More than 65 million people across 29 states from as far west as California to Minnesota through Maine are under winter weather alerts that caution of a range of impacts, including severe icing, extreme cold and sleet that are likely to make travel miserable Wednesday and knock out power to some.
The Upper Midwest is expected to bear the brunt of the storm in terms of snowfall totals, with Minnesota’s Minneapolis area at the highest risk to pick up at least 15 inches of snow.
The “historic” three-day storm “will bring widespread accumulating snow, with blowing and drifting snow mainly Wednesday through Thursday,” the National Weather Service in Minnesota’s Twin Cities said.
The worst impacts over the Twin Cities region – which generally includes the cities of Minneapolis, St. Paul and their surrounding suburbs – are expected to begin late Wednesday into Thursday. Heavy snow is expected to blanket the grounds fairly quickly – and be accompanied by gusty winds, making traveling a life-threatening task for thousands.
Minnesota Gov. Tim Walz directed the state’s National Guard, the transportation department and the state patrol to be prepared to respond storm impacts, he said on Twitter.

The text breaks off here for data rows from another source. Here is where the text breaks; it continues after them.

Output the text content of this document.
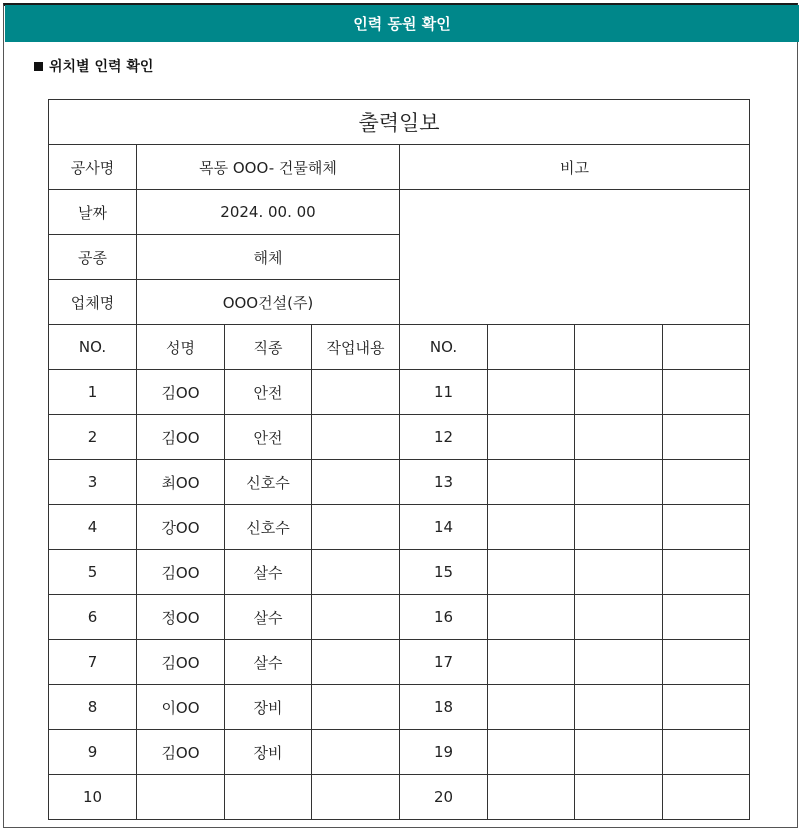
인력 동원 확인
위치별 인력 확인
출력일보							
공사명	목동 OOO- 건물해체			비고			
날짜	2024. 00. 00						
공종	해체						
업체명	OOO건설(주)						
NO.	성명	직종	작업내용	NO.			
1	김OO	안전		11			
2	김OO	안전		12			
3	최OO	신호수		13			
4	강OO	신호수		14			
5	김OO	살수		15			
6	정OO	살수		16			
7	김OO	살수		17			
8	이OO	장비		18			
9	김OO	장비		19			
10				20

“We’re working to ensure we’re ready – and Minnesotans have a part to play, too. Plan ahead, drive safe, and limit travel,” Walz wrote.
Already, more than 500 flights scheduled for Wednesday have been cancelled. Among those, Minneapolis and Denver each accounted for more than 100 cancellations, according to the tracking site FlightAware.

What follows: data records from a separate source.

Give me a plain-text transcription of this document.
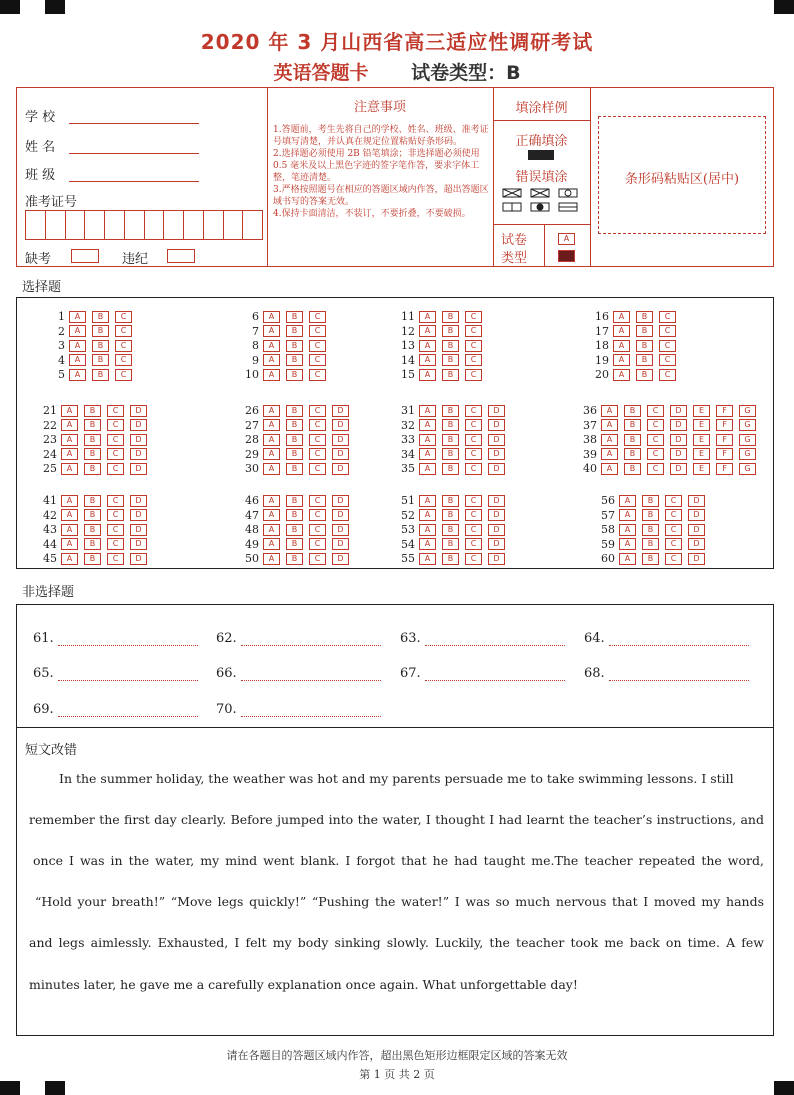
2020 年 3 月山西省高三适应性调研考试
英语答题卡 试卷类型：B
学 校
姓 名
班 级
准考证号
缺考	违纪
注意事项

1.答题前，考生先将自己的学校、姓名、班级、准考证号填写清楚，并认真在规定位置粘贴好条形码。

2.选择题必须使用 2B 铅笔填涂；非选择题必须使用 0.5 毫米及以上黑色字迹的签字笔作答，要求字体工整，笔迹清楚。

3.严格按照题号在相应的答题区域内作答，超出答题区域书写的答案无效。

4.保持卡面清洁，不装订，不要折叠，不要破损。

填涂样例
正确填涂
错误填涂
试卷
类型
A
B
条形码粘贴区(居中)
选择题
1	A	B	C
2	A	B	C
3	A	B	C
4	A	B	C
5	A	B	C
6	A	B	C
7	A	B	C
8	A	B	C
9	A	B	C
10	A	B	C
11	A	B	C
12	A	B	C
13	A	B	C
14	A	B	C
15	A	B	C
16	A	B	C
17	A	B	C
18	A	B	C
19	A	B	C
20	A	B	C
21	A	B	C	D
22	A	B	C	D
23	A	B	C	D
24	A	B	C	D
25	A	B	C	D
26	A	B	C	D
27	A	B	C	D
28	A	B	C	D
29	A	B	C	D
30	A	B	C	D
31	A	B	C	D
32	A	B	C	D
33	A	B	C	D
34	A	B	C	D
35	A	B	C	D
36	A	B	C	D	E	F	G
37	A	B	C	D	E	F	G
38	A	B	C	D	E	F	G
39	A	B	C	D	E	F	G
40	A	B	C	D	E	F	G
41	A	B	C	D
42	A	B	C	D
43	A	B	C	D
44	A	B	C	D
45	A	B	C	D
46	A	B	C	D
47	A	B	C	D
48	A	B	C	D
49	A	B	C	D
50	A	B	C	D
51	A	B	C	D
52	A	B	C	D
53	A	B	C	D
54	A	B	C	D
55	A	B	C	D
56	A	B	C	D
57	A	B	C	D
58	A	B	C	D
59	A	B	C	D
60	A	B	C	D
非选择题
61.	62.	63.	64.
65.	66.	67.	68.
69.	70.
短文改错
In the summer holiday, the weather was hot and my parents persuade me to take swimming lessons. I still
remember the first day clearly. Before jumped into the water, I thought I had learnt the teacher’s instructions, and
once I was in the water, my mind went blank. I forgot that he had taught me.The teacher repeated the word,
“Hold your breath!” “Move legs quickly!” “Pushing the water!” I was so much nervous that I moved my hands
and legs aimlessly. Exhausted, I felt my body sinking slowly. Luckily, the teacher took me back on time. A few
minutes later, he gave me a carefully explanation once again. What unforgettable day!
请在各题目的答题区域内作答，超出黑色矩形边框限定区域的答案无效
第 1 页 共 2 页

The cancellations come as more than five million people are under ice storm warnings across northeastern Iowa, southern Wisconsin, northwestern Illinois and southern Michigan. And more than two million people are under blizzard warnings across parts of Wyoming, Minnesota, Wisconsin and the Dakotas.

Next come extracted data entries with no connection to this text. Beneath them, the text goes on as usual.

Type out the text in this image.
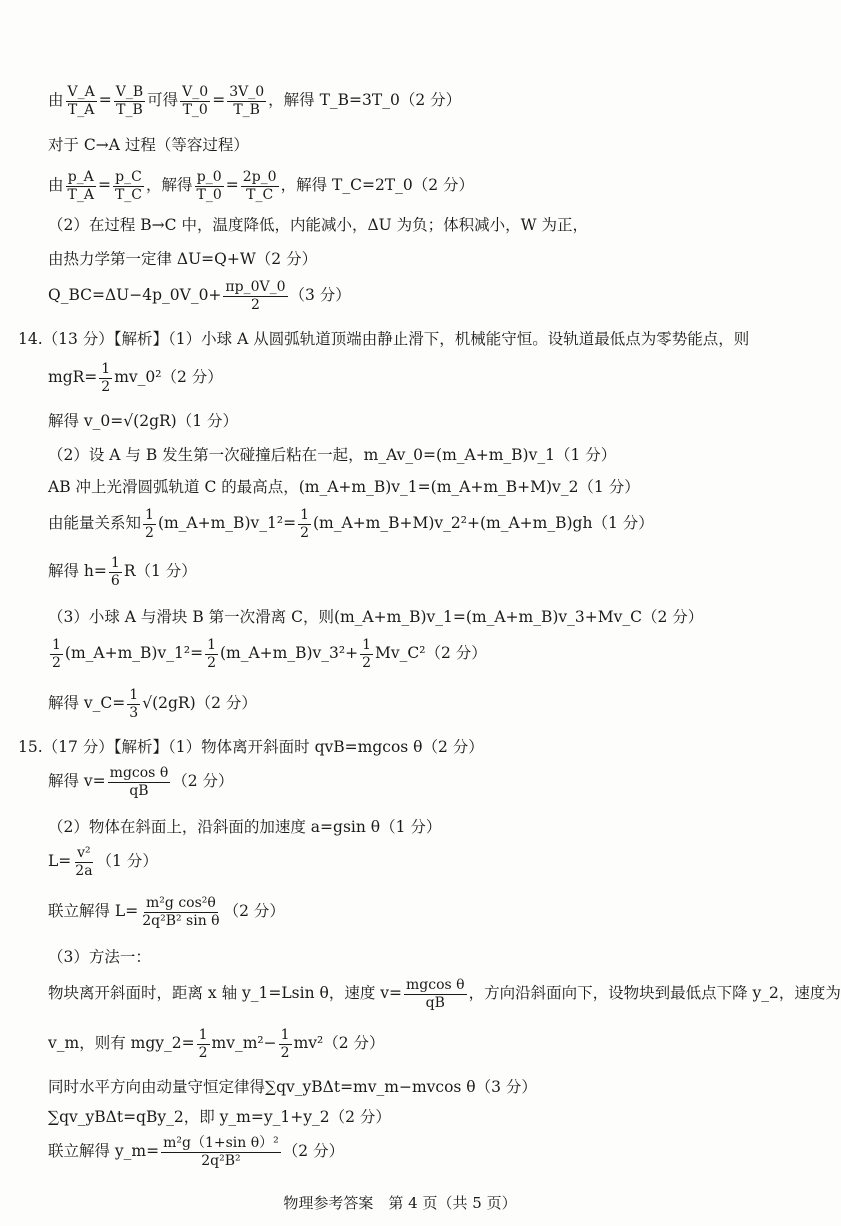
物理参考答案　第 4 页（共 5 页）
由 $\frac{V\_A}{T\_A} = \frac{V\_B}{T\_B}$ 可得 $\frac{V\_0}{T\_0} = \frac{3V\_0}{T\_B}$ ，解得 T_B=3T_0（2 分）
对于 C→A 过程（等容过程）
由 $\frac{p\_A}{T\_A} = \frac{p\_C}{T\_C}$ ，解得 $\frac{p\_0}{T\_0} = \frac{2p\_0}{T\_C}$ ，解得 T_C=2T_0（2 分）
（2）在过程 B→C 中，温度降低，内能减小，ΔU 为负；体积减小，W 为正，
由热力学第一定律 ΔU=Q+W（2 分）
Q_BC=ΔU−4p_0V_0+ $\frac{\pi p\_0V\_0}{2} (3$ 分）
14.（13 分）【解析】（1）小球 A 从圆弧轨道顶端由静止滑下，机械能守恒。设轨道最低点为零势能点，则
$mgR= \frac{1}{2}$ mv_0²（2 分）
解得 v_0=√(2gR)（1 分）
（2）设 A 与 B 发生第一次碰撞后粘在一起，m_Av_0=(m_A+m_B)v_1（1 分）
AB 冲上光滑圆弧轨道 C 的最高点，(m_A+m_B)v_1=(m_A+m_B+M)v_2（1 分）
由能量关系知 $\frac{1}{2}$ (m_A+m_B)v_1²= $\frac{1}{2}$ (m_A+m_B+M)v_2²+(m_A+m_B)gh（1 分）
解得 $h= \frac{1}{6} R(1$ 分）
（3）小球 A 与滑块 B 第一次滑离 C，则(m_A+m_B)v_1=(m_A+m_B)v_3+Mv_C（2 分）
$\frac{1}{2}$ (m_A+m_B)v_1²= $\frac{1}{2}$ (m_A+m_B)v_3²+ $\frac{1}{2}$ Mv_C²（2 分）
解得 v_C= $\frac{1}{3} √(2gR)(2$ 分）
15.（17 分）【解析】（1）物体离开斜面时 qvB=mgcos θ（2 分）
解得 $v= \frac{\text{mgcos θ}}{qB} (2$ 分）
（2）物体在斜面上，沿斜面的加速度 a=gsin θ（1 分）
$L= \frac{\text{v²}}{2a} (1$ 分）
联立解得 $L= \frac{\text{m²g cos²θ}}{\text{2q²B² sin θ}} (2$ 分）
（3）方法一：
物块离开斜面时，距离 x 轴 y_1=Lsin θ，速度 $v= \frac{\text{mgcos θ}}{qB}$ ，方向沿斜面向下，设物块到最低点下降 y_2，速度为
v_m，则有 mgy_2= $\frac{1}{2}$ mv_m²− $\frac{1}{2} mv^2(2$ 分）
同时水平方向由动量守恒定律得∑qv_yBΔt=mv_m−mvcos θ（3 分）
∑qv_yBΔt=qBy_2，即 y_m=y_1+y_2（2 分）
联立解得 y_m= $\frac{\text{m²g（1+sin θ）²}}{\text{2q²B²}} (2$ 分）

Farther west, strong winds from the powerful storm tore down power lines, knocking out power to more than 140,000 homes and businesses in California, where the reported outages occurred in the northern counties of the state including San Mateo, Santa Clara and Santa Cruz, according to the tracking site Poweroutage.us.
California is still bracing for several feet of snow expected in the mountains with a few inches possible in lower elevations,the National Weather Service in Los Angeles said. The unseasonable weather for the Golden State comes nearly two months after rounds of deadly flooding battered many areas.
“Now is the time to prepare for a COLD AND DANGEROUS winter storm expected for much of the week,” the National Weather Service in Los Angeles said. “Gusty and potentially damaging winds are also expected.”
Storm’s path Wednesday
Parts of the Upper Midwest could see snow fall at a rate of 1 to 2 inches per hour, combined with wind gusts of 40 to 50 mph, the National Weather Service said. That unrelenting double whammy is set to create whiteout conditions due to falling and blowing snow.
Those expected conditions have put more than two million people are under blizzard warnings across parts of Wyoming, Minnesota, Wisconsin and the Dakotas.
- Minneapolis: The city could pick up between 15 and 25 inches snow by Thursday. That would be in addition to the 1 to 3 inches that have already fallen there.
- Sioux Falls, South Dakota: In addition to the up to 4 inches of snow the state has already seen, snowfall up to 16 inches and winds of 45 mph are also expected.
- Cheyenne, Wyoming: Heavy snowfall up to 1 foot expected in addition to high winds that could feel as cold as 35 below zero.
- Potentially dangerous icing: Milwaukee in Wisconsin and Detroit and Ann Arbor in Michigan are likely to experience icing beginning Wednesday.
- Severe thunderstorms: Damaging winds and rain are expected Wednesday morning through the afternoon in parts of Oklahoma into western Arkansas, across Missouri and western Illinois, according to the National Weather Service.